Politiker lässt zwei Lebensabschnittsgefährtinnen und die Ehegattin vom Staat bezahlen

Berlin HdrPolitiker haben es heute schwer. Schon eine geringe Bevorteilung der Ehefrau oder der Kinder, die einem Abgeordneten etwas Arbeit abnehmen und dafür recht und schlecht bezahlt werden, ist der Öffentlichkeit heute schon ein Dorn im Auge. Verblüffend ist es dann doch, dass ein ranghoher Politiker seine aktuelle Lebensabschnittsgefährtin als Repräsentantin des Staates beschäftigt, deren Ausgaben für Kleidung, Reisen usw vom Amt übernommen werden und für die sogar ein eigener Stab von Mitarbeitern arbeitet. Mag dieses Beschäftigungsverhältnis, bei dem es keinen Arbeitsvertrag und keine offizielle Bezahlung gibt, den etwas antiquierten Vorstellungen von der Führung eines Amtes geschuldet sein, so ist es doch sehr ungewöhnlich, dass die vorherige Lebensabschnittsgefährtin als Beraterin beschäftigt wird, wobei sowohl Leistung als auch Bezahlung Top Secret sind. Neben diesen Lebensabschnittsgefährtinnen gibt es noch die Ehefrau, für die vom Staat offensichtlich nur die Krankenversicherung und die Beihilfe bezahlt wird. Dazu kommt, dass der Amtsträger gerne Posten an seine Spezeln vergibt, die dann beim ersten Streit entlassen werden müssen und sich mit Übergangsgeldern einen schönen Lenz machen.

Eine solche Konstellation würde bei einem Abgeordneten selbst in Bayern das politische AUS bedeuten. Bei unserem Bundespräsidenten Gauck wird das alles wohl durch die Würde des Amtes gedeckt. Siehe hierzu den Bericht im Fokus . Man stelle sich nun vor, dass Herr Gauck sich eine neue Lebensabschnittsgefährtin wählt.
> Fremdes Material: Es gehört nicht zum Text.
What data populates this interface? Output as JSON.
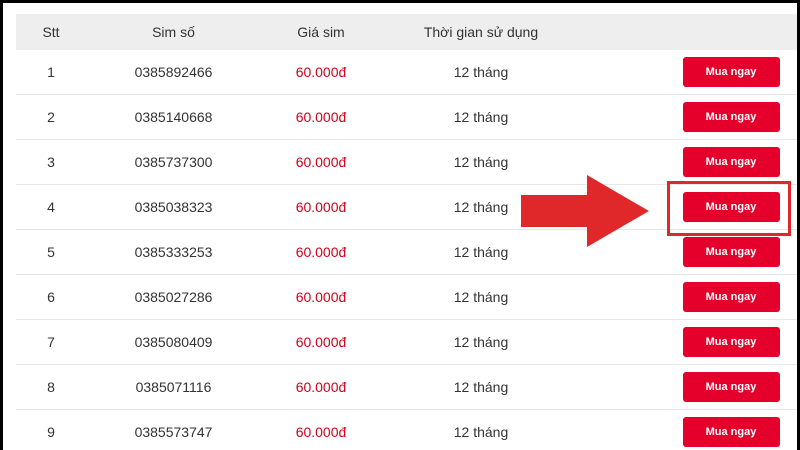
{
  "table": {
    "headers": {
      "stt": "Stt",
      "sim": "Sim số",
      "price": "Giá sim",
      "duration": "Thời gian sử dụng"
    },
    "rows": [
      {
        "stt": "1",
        "sim": "0385892466",
        "price": "60.000đ",
        "duration": "12 tháng",
        "action": "Mua ngay"
      },
      {
        "stt": "2",
        "sim": "0385140668",
        "price": "60.000đ",
        "duration": "12 tháng",
        "action": "Mua ngay"
      },
      {
        "stt": "3",
        "sim": "0385737300",
        "price": "60.000đ",
        "duration": "12 tháng",
        "action": "Mua ngay"
      },
      {
        "stt": "4",
        "sim": "0385038323",
        "price": "60.000đ",
        "duration": "12 tháng",
        "action": "Mua ngay"
      },
      {
        "stt": "5",
        "sim": "0385333253",
        "price": "60.000đ",
        "duration": "12 tháng",
        "action": "Mua ngay"
      },
      {
        "stt": "6",
        "sim": "0385027286",
        "price": "60.000đ",
        "duration": "12 tháng",
        "action": "Mua ngay"
      },
      {
        "stt": "7",
        "sim": "0385080409",
        "price": "60.000đ",
        "duration": "12 tháng",
        "action": "Mua ngay"
      },
      {
        "stt": "8",
        "sim": "0385071116",
        "price": "60.000đ",
        "duration": "12 tháng",
        "action": "Mua ngay"
      },
      {
        "stt": "9",
        "sim": "0385573747",
        "price": "60.000đ",
        "duration": "12 tháng",
        "action": "Mua ngay"
      }
    ]
  },
  "annotation": {
    "arrow_icon": "right-arrow-icon",
    "highlighted_row": 4,
    "color": "#e0282b"
  },
  "colors": {
    "button": "#e5002b",
    "price": "#d0021b",
    "header_bg": "#eeeeee"
  }
}
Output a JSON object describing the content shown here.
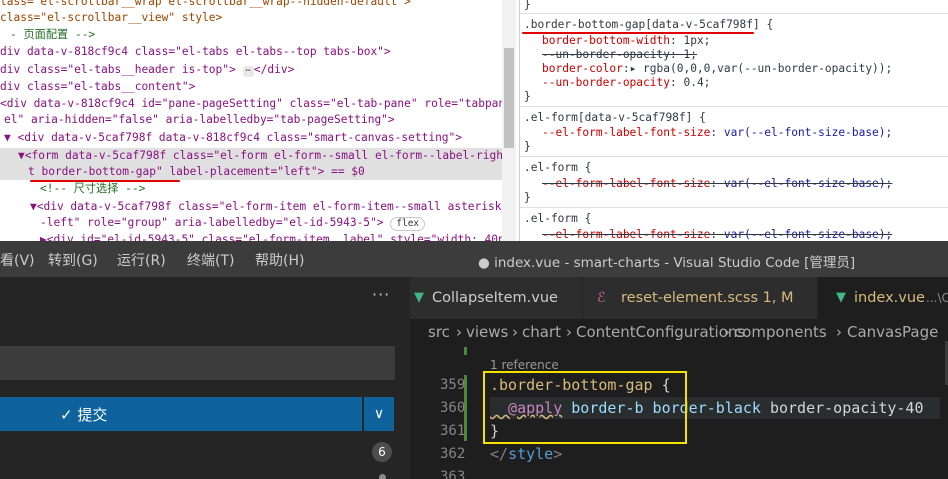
{
  "devtools": {
    "elements": {
      "lines": [
        {
          "indent": "",
          "text": "lass= el-scrollbar__wrap el-scrollbar__wrap--hidden-default >"
        },
        {
          "indent": "",
          "text": "class=\"el-scrollbar__view\" style>"
        },
        {
          "indent": "",
          "text": "- 页面配置 -->"
        },
        {
          "indent": "",
          "text": "div data-v-818cf9c4 class=\"el-tabs el-tabs--top tabs-box\">"
        },
        {
          "indent": "",
          "text": "div class=\"el-tabs__header is-top\">"
        },
        {
          "indent": "",
          "text": "div class=\"el-tabs__content\">"
        },
        {
          "indent": "",
          "text": "<div data-v-818cf9c4 id=\"pane-pageSetting\" class=\"el-tab-pane\" role=\"tabpan"
        },
        {
          "indent": "",
          "text": "el\" aria-hidden=\"false\" aria-labelledby=\"tab-pageSetting\">"
        },
        {
          "indent": "",
          "text": "▼ <div data-v-5caf798f data-v-818cf9c4 class=\"smart-canvas-setting\">"
        },
        {
          "indent": "",
          "text": "▼<form data-v-5caf798f class=\"el-form el-form--small el-form--label-righ"
        },
        {
          "indent": "",
          "text": "t border-bottom-gap\" label-placement=\"left\"> == $0"
        },
        {
          "indent": "",
          "text": "<!-- 尺寸选择 -->"
        },
        {
          "indent": "",
          "text": "▼<div data-v-5caf798f class=\"el-form-item el-form-item--small asterisk"
        },
        {
          "indent": "",
          "text": "-left\" role=\"group\" aria-labelledby=\"el-id-5943-5\">"
        },
        {
          "indent": "",
          "text": "▶<div id=\"el-id-5943-5\" class=\"el-form-item__label\" style=\"width: 40p"
        }
      ],
      "ellipsis": "⋯",
      "flex_badge": "flex",
      "selected_marker": "== $0"
    },
    "styles": {
      "rules": [
        {
          "selector": ".border-bottom-gap[data-v-5caf798f] {",
          "props": [
            {
              "name": "border-bottom-width",
              "value": "1px;",
              "struck": false
            },
            {
              "name": "--un-border-opacity",
              "value": "1;",
              "struck": true
            },
            {
              "name": "border-color",
              "value": "rgba(0,0,0,var(--un-border-opacity));",
              "struck": false
            },
            {
              "name": "--un-border-opacity",
              "value": "0.4;",
              "struck": false
            }
          ]
        },
        {
          "selector": ".el-form[data-v-5caf798f] {",
          "props": [
            {
              "name": "--el-form-label-font-size",
              "value": "var(--el-font-size-base);",
              "struck": false
            }
          ]
        },
        {
          "selector": ".el-form {",
          "props": [
            {
              "name": "--el-form-label-font-size",
              "value": "var(--el-font-size-base);",
              "struck": true
            }
          ]
        },
        {
          "selector": ".el-form {",
          "props": [
            {
              "name": "--el-form-label-font-size",
              "value": "var(--el-font-size-base);",
              "struck": true
            }
          ]
        }
      ],
      "top_brace": "}",
      "close_brace": "}"
    }
  },
  "vscode": {
    "menu": [
      "看(V)",
      "转到(G)",
      "运行(R)",
      "终端(T)",
      "帮助(H)"
    ],
    "window_title": "● index.vue - smart-charts - Visual Studio Code [管理员]",
    "sidebar": {
      "more_label": "···",
      "commit_label": "✓ 提交",
      "dropdown_label": "∨",
      "changes_count": "6"
    },
    "tabs": [
      {
        "label": "CollapseItem.vue",
        "icon": "vue-icon",
        "color": "#cccccc",
        "active": false
      },
      {
        "label": "reset-element.scss 1, M",
        "icon": "scss-icon",
        "color": "#d7ba7d",
        "active": false
      },
      {
        "label": "index.vue",
        "suffix": "...\\C",
        "icon": "vue-icon",
        "color": "#d7ba7d",
        "active": true
      }
    ],
    "breadcrumbs": [
      "src",
      "views",
      "chart",
      "ContentConfigurations",
      "components",
      "CanvasPage"
    ],
    "codelens": "1 reference",
    "code": [
      {
        "num": "359",
        "parts": [
          {
            "t": ".border-bottom-gap",
            "c": "c-sel"
          },
          {
            "t": " {",
            "c": "c-brace"
          }
        ]
      },
      {
        "num": "360",
        "parts": [
          {
            "t": "  @apply",
            "c": "c-at"
          },
          {
            "t": " border-b border-black ",
            "c": "c-kw"
          },
          {
            "t": "border-opacity-40",
            "c": "c-brace"
          }
        ]
      },
      {
        "num": "361",
        "parts": [
          {
            "t": "}",
            "c": "c-brace"
          }
        ]
      },
      {
        "num": "362",
        "parts": [
          {
            "t": "</",
            "c": "c-tag"
          },
          {
            "t": "style",
            "c": "c-tagname"
          },
          {
            "t": ">",
            "c": "c-tag"
          }
        ]
      },
      {
        "num": "363",
        "parts": []
      }
    ],
    "colors": {
      "highlight_box": "#f5e000",
      "red_mark": "#e00000",
      "button": "#0e639c",
      "vue": "#41b883",
      "scss": "#cd6799"
    }
  }
}
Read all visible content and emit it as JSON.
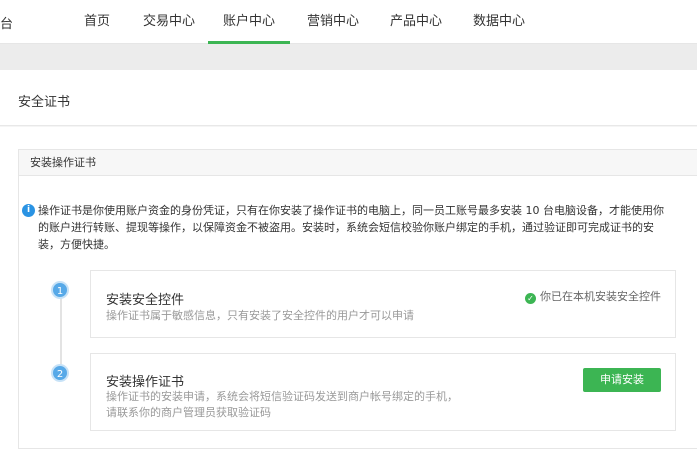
{
  "nav": {
    "brand_stub": "台",
    "items": [
      {
        "label": "首页"
      },
      {
        "label": "交易中心"
      },
      {
        "label": "账户中心",
        "active": true
      },
      {
        "label": "营销中心"
      },
      {
        "label": "产品中心"
      },
      {
        "label": "数据中心"
      }
    ],
    "accent_color": "#3cb553"
  },
  "page": {
    "title": "安全证书"
  },
  "card": {
    "header": "安装操作证书",
    "notice": "操作证书是你使用账户资金的身份凭证，只有在你安装了操作证书的电脑上，同一员工账号最多安装 10 台电脑设备，才能使用你的账户进行转账、提现等操作，以保障资金不被盗用。安装时，系统会短信校验你账户绑定的手机，通过验证即可完成证书的安装，方便快捷。",
    "notice_icon": "info-icon"
  },
  "steps": [
    {
      "number": "1",
      "title": "安装安全控件",
      "desc_line1": "操作证书属于敏感信息，只有安装了安全控件的用户才可以申请",
      "status": "你已在本机安装安全控件",
      "status_icon": "check-circle-icon"
    },
    {
      "number": "2",
      "title": "安装操作证书",
      "desc_line1": "操作证书的安装申请，系统会将短信验证码发送到商户帐号绑定的手机，",
      "desc_line2": "请联系你的商户管理员获取验证码",
      "button": "申请安装"
    }
  ]
}
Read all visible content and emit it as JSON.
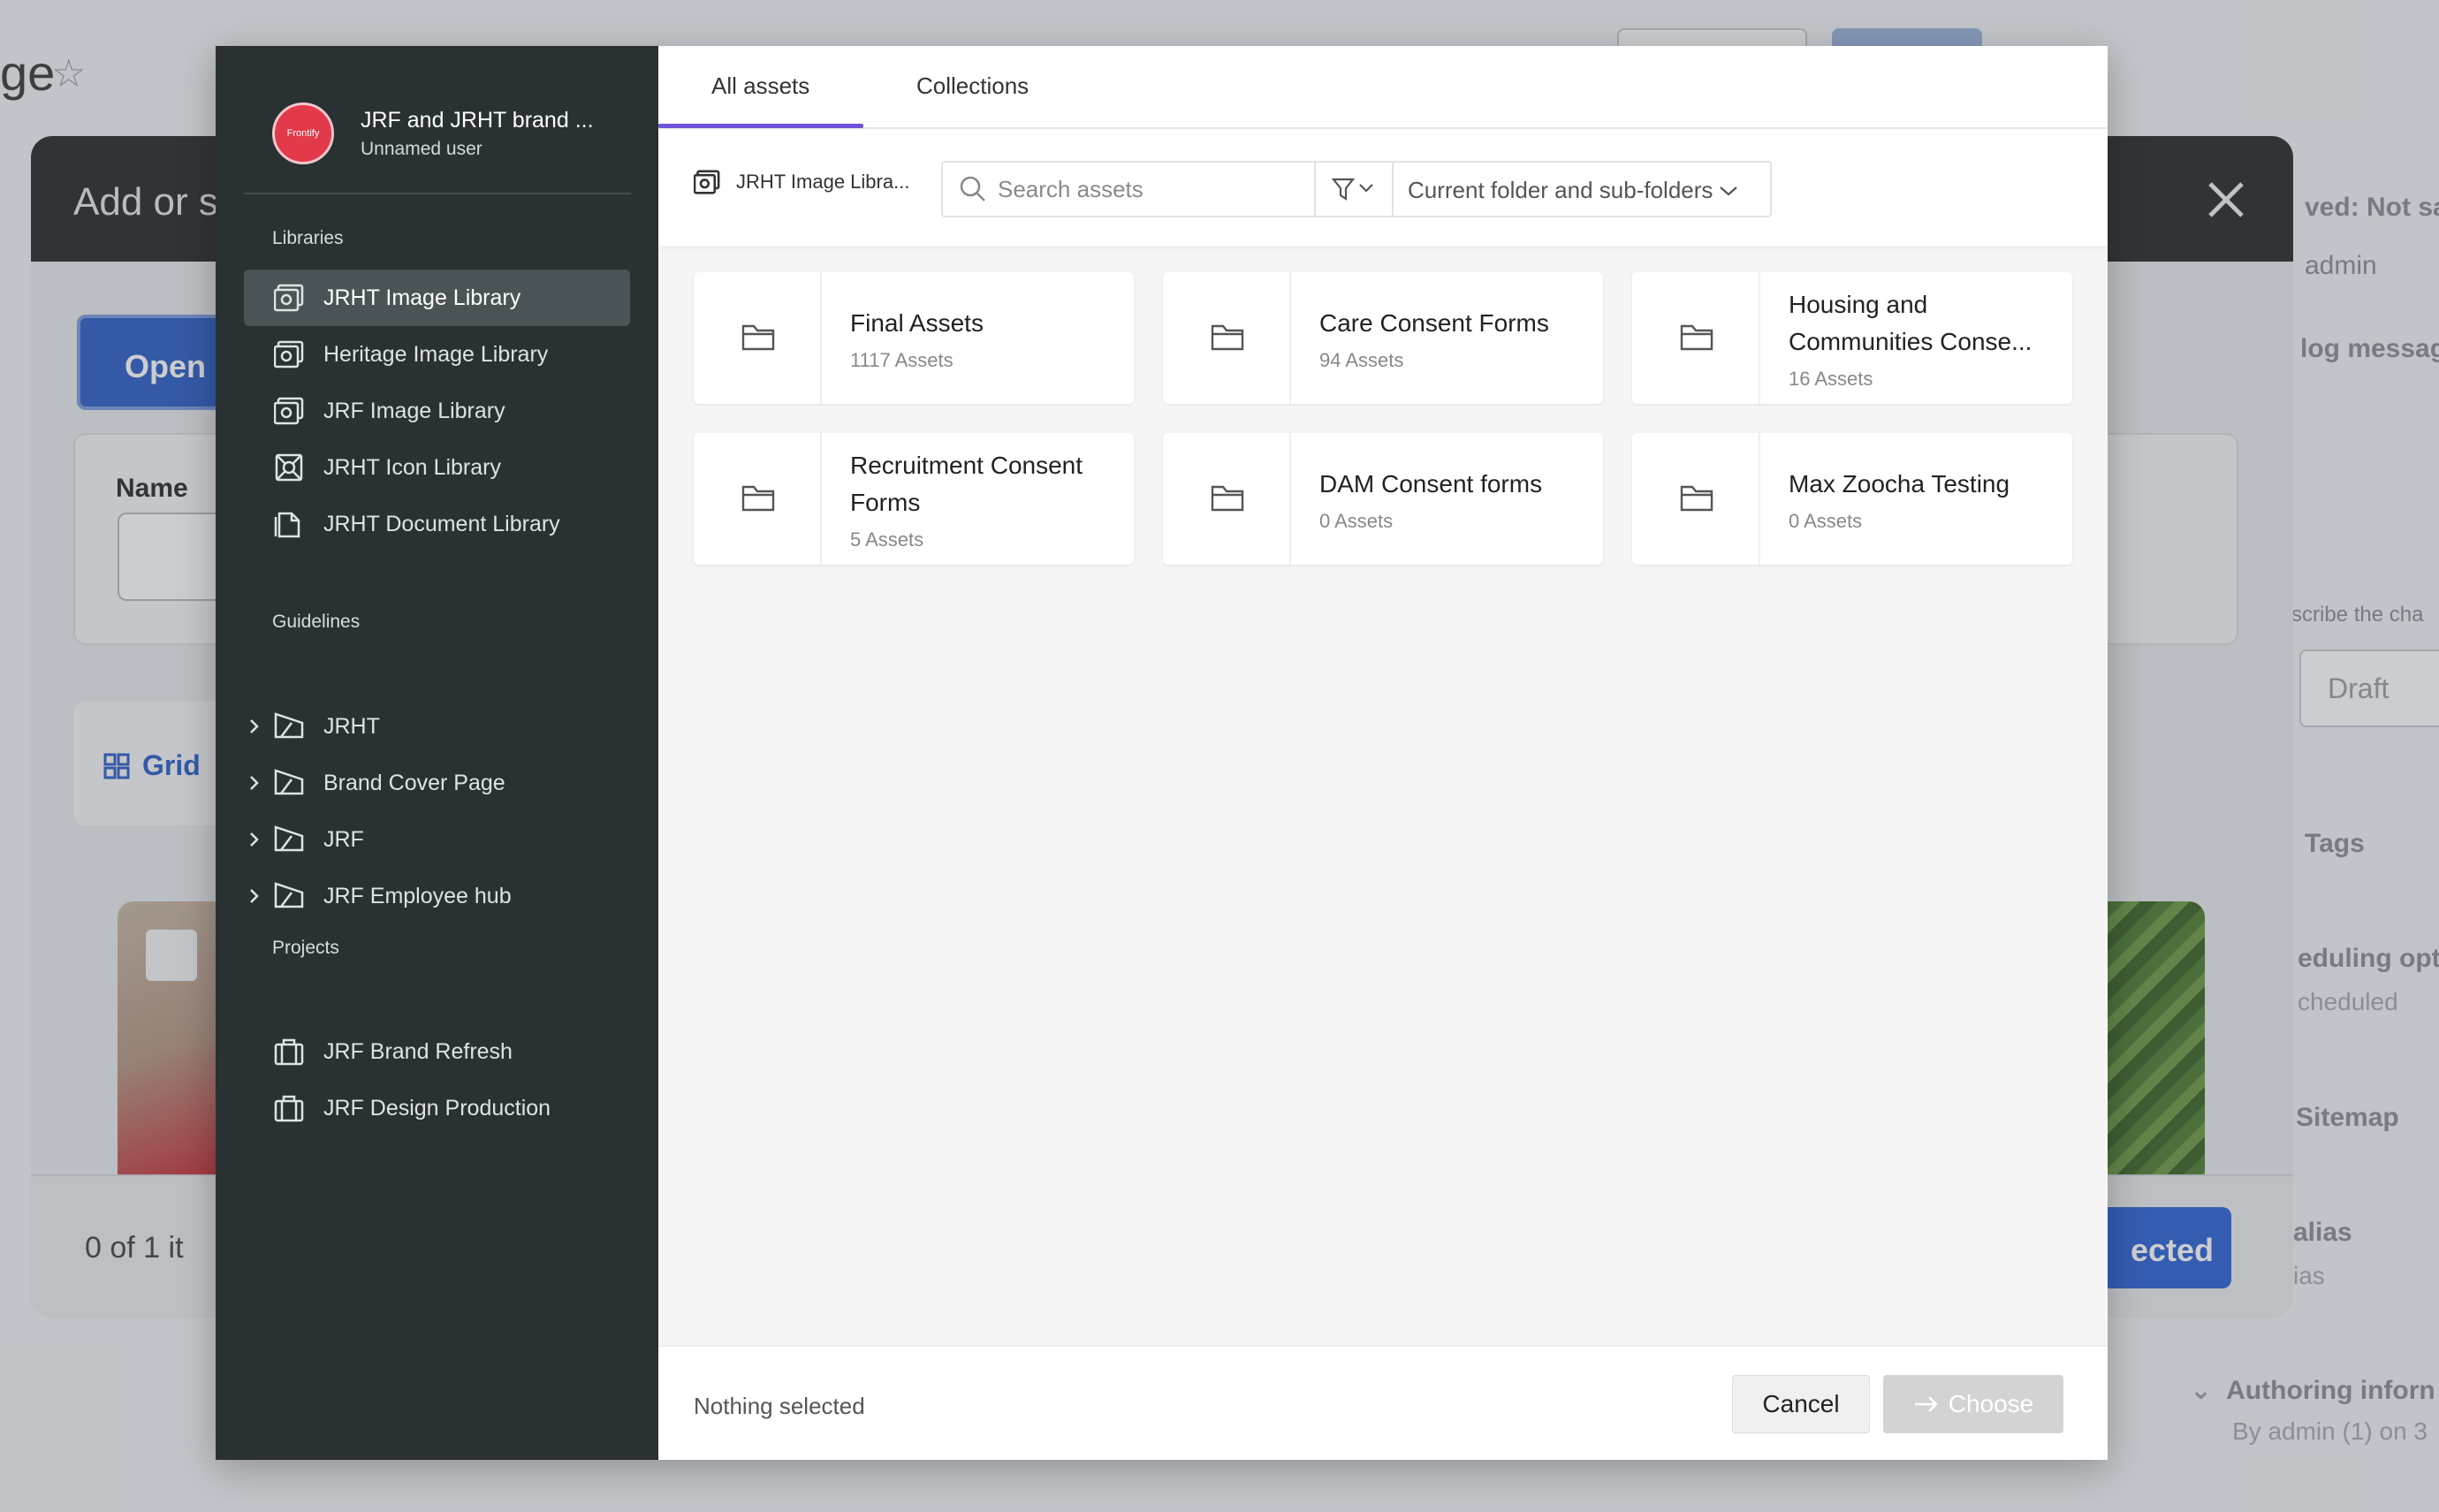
{
  "background_page": {
    "title_fragment": "ge",
    "right_texts": [
      "ved: Not sa",
      "admin",
      "log messag",
      "scribe the cha",
      "Draft",
      "Tags",
      "eduling optic",
      "cheduled",
      "Sitemap",
      "alias",
      "ias",
      "Authoring inforn",
      "By admin (1) on 3"
    ]
  },
  "middle_modal": {
    "title": "Add or se",
    "open_button_label": "Open F",
    "name_label": "Name",
    "grid_label": "Grid",
    "count_text": "0 of 1 it",
    "select_button_label": "ected"
  },
  "sidebar": {
    "brand": {
      "name": "JRF and JRHT brand ...",
      "user": "Unnamed user",
      "logo_text": "Frontify"
    },
    "libraries_title": "Libraries",
    "libraries": [
      {
        "label": "JRHT Image Library",
        "icon": "image-library-icon",
        "active": true
      },
      {
        "label": "Heritage Image Library",
        "icon": "image-library-icon",
        "active": false
      },
      {
        "label": "JRF Image Library",
        "icon": "image-library-icon",
        "active": false
      },
      {
        "label": "JRHT Icon Library",
        "icon": "icon-library-icon",
        "active": false
      },
      {
        "label": "JRHT Document Library",
        "icon": "document-library-icon",
        "active": false
      }
    ],
    "guidelines_title": "Guidelines",
    "guidelines": [
      {
        "label": "JRHT",
        "icon": "guideline-icon"
      },
      {
        "label": "Brand Cover Page",
        "icon": "guideline-icon"
      },
      {
        "label": "JRF",
        "icon": "guideline-icon"
      },
      {
        "label": "JRF Employee hub",
        "icon": "guideline-icon"
      }
    ],
    "projects_title": "Projects",
    "projects": [
      {
        "label": "JRF Brand Refresh",
        "icon": "project-icon"
      },
      {
        "label": "JRF Design Production",
        "icon": "project-icon"
      }
    ]
  },
  "tabs": [
    {
      "label": "All assets",
      "active": true
    },
    {
      "label": "Collections",
      "active": false
    }
  ],
  "toolbar": {
    "library_label": "JRHT Image Libra...",
    "search_placeholder": "Search assets",
    "scope_label": "Current folder and sub-folders"
  },
  "folders": [
    {
      "name": "Final Assets",
      "count": "1117 Assets"
    },
    {
      "name": "Care Consent Forms",
      "count": "94 Assets"
    },
    {
      "name": "Housing and Communities Conse...",
      "count": "16 Assets"
    },
    {
      "name": "Recruitment Consent Forms",
      "count": "5 Assets"
    },
    {
      "name": "DAM Consent forms",
      "count": "0 Assets"
    },
    {
      "name": "Max Zoocha Testing",
      "count": "0 Assets"
    }
  ],
  "footer": {
    "status": "Nothing selected",
    "cancel_label": "Cancel",
    "choose_label": "Choose"
  },
  "colors": {
    "sidebar_bg": "#293133",
    "sidebar_active": "#4a5457",
    "tab_accent": "#6e53d8",
    "brand_logo": "#e2394b",
    "choose_disabled": "#d3d3d3",
    "primary_blue": "#2f63d6"
  }
}
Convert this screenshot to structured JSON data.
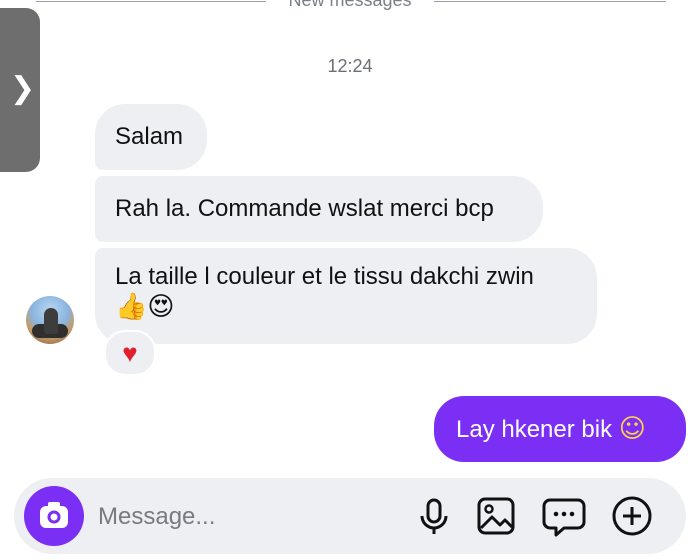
{
  "divider": {
    "label": "New messages"
  },
  "thread": {
    "timestamp": "12:24",
    "incoming": [
      {
        "text": "Salam"
      },
      {
        "text": "Rah la. Commande wslat merci bcp"
      },
      {
        "text": "La taille l couleur et le tissu dakchi zwin",
        "emoji": "👍😍",
        "reaction": "♥"
      }
    ],
    "outgoing": [
      {
        "text": "Lay hkener bik",
        "emoji": "☺"
      }
    ]
  },
  "composer": {
    "placeholder": "Message..."
  },
  "colors": {
    "accent": "#7b2ff5",
    "incoming_bubble": "#eeeff2",
    "reaction_heart": "#e0202f"
  },
  "icons": [
    "chevron-right-icon",
    "camera-icon",
    "microphone-icon",
    "image-icon",
    "sticker-chat-icon",
    "plus-icon"
  ]
}
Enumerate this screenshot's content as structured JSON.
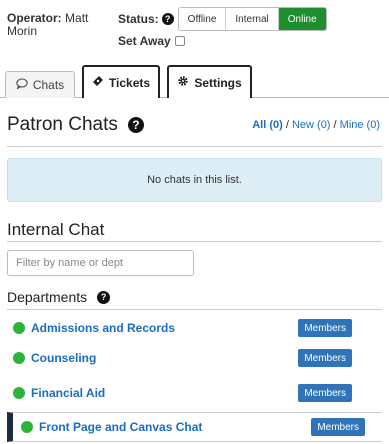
{
  "operator": {
    "label": "Operator:",
    "name": "Matt Morin"
  },
  "status": {
    "label": "Status:",
    "options": [
      "Offline",
      "Internal",
      "Online"
    ],
    "active": "Online",
    "away_label": "Set Away"
  },
  "tabs": [
    {
      "label": "Chats",
      "icon": "chat-bubble-icon"
    },
    {
      "label": "Tickets",
      "icon": "ticket-icon"
    },
    {
      "label": "Settings",
      "icon": "gear-icon"
    }
  ],
  "patron": {
    "title": "Patron Chats",
    "filters": {
      "all": "All (0)",
      "sep1": " / ",
      "new": "New (0)",
      "sep2": " / ",
      "mine": "Mine (0)"
    },
    "empty_message": "No chats in this list."
  },
  "internal": {
    "title": "Internal Chat",
    "filter_placeholder": "Filter by name or dept",
    "departments_title": "Departments",
    "departments": [
      {
        "name": "Admissions and Records",
        "button": "Members"
      },
      {
        "name": "Counseling",
        "button": "Members"
      },
      {
        "name": "Financial Aid",
        "button": "Members"
      },
      {
        "name": "Front Page and Canvas Chat",
        "button": "Members"
      }
    ]
  },
  "colors": {
    "online_green": "#1e8f2c",
    "link_blue": "#1a6ec2",
    "button_blue": "#2f74b8",
    "status_dot": "#2db33a"
  }
}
Vielleicht kommt dann auch der deutsche Wähler auf die Idee, dass Amt und Privatleben besser getrennt werden sollten.

Der ganze Aufwand wird unter dem Vorwand betrieben, dass das „Protokoll“ eben verlangt, dass der Bundespräsident von seiner Gattin begleitet wird. Das wird aber dann peinlich wenn z.B. der Staatspräsident von Frankreich zum Termin am Hartmannsweilerkopf ohne Gattin antritt (lebt in Scheidung) aber die Lebensabschnittsgefährtin von Gauck unbedingt dabei sein muss.

Vorbildlich ist das Verhalten der Bundeskanzlering und der Verteidigungsministerin. Weder Frau Merkel noch Frau von der Leyen lassen die Anzüge ihrer Ehemänner auf Staatskosten anfertigen nochr nehmen sie ihre Ehemänner bei Dienstreisen auf Staatskosten mit. Offensichtlich hat man da mit dem „Protokoll“ keine Probleme.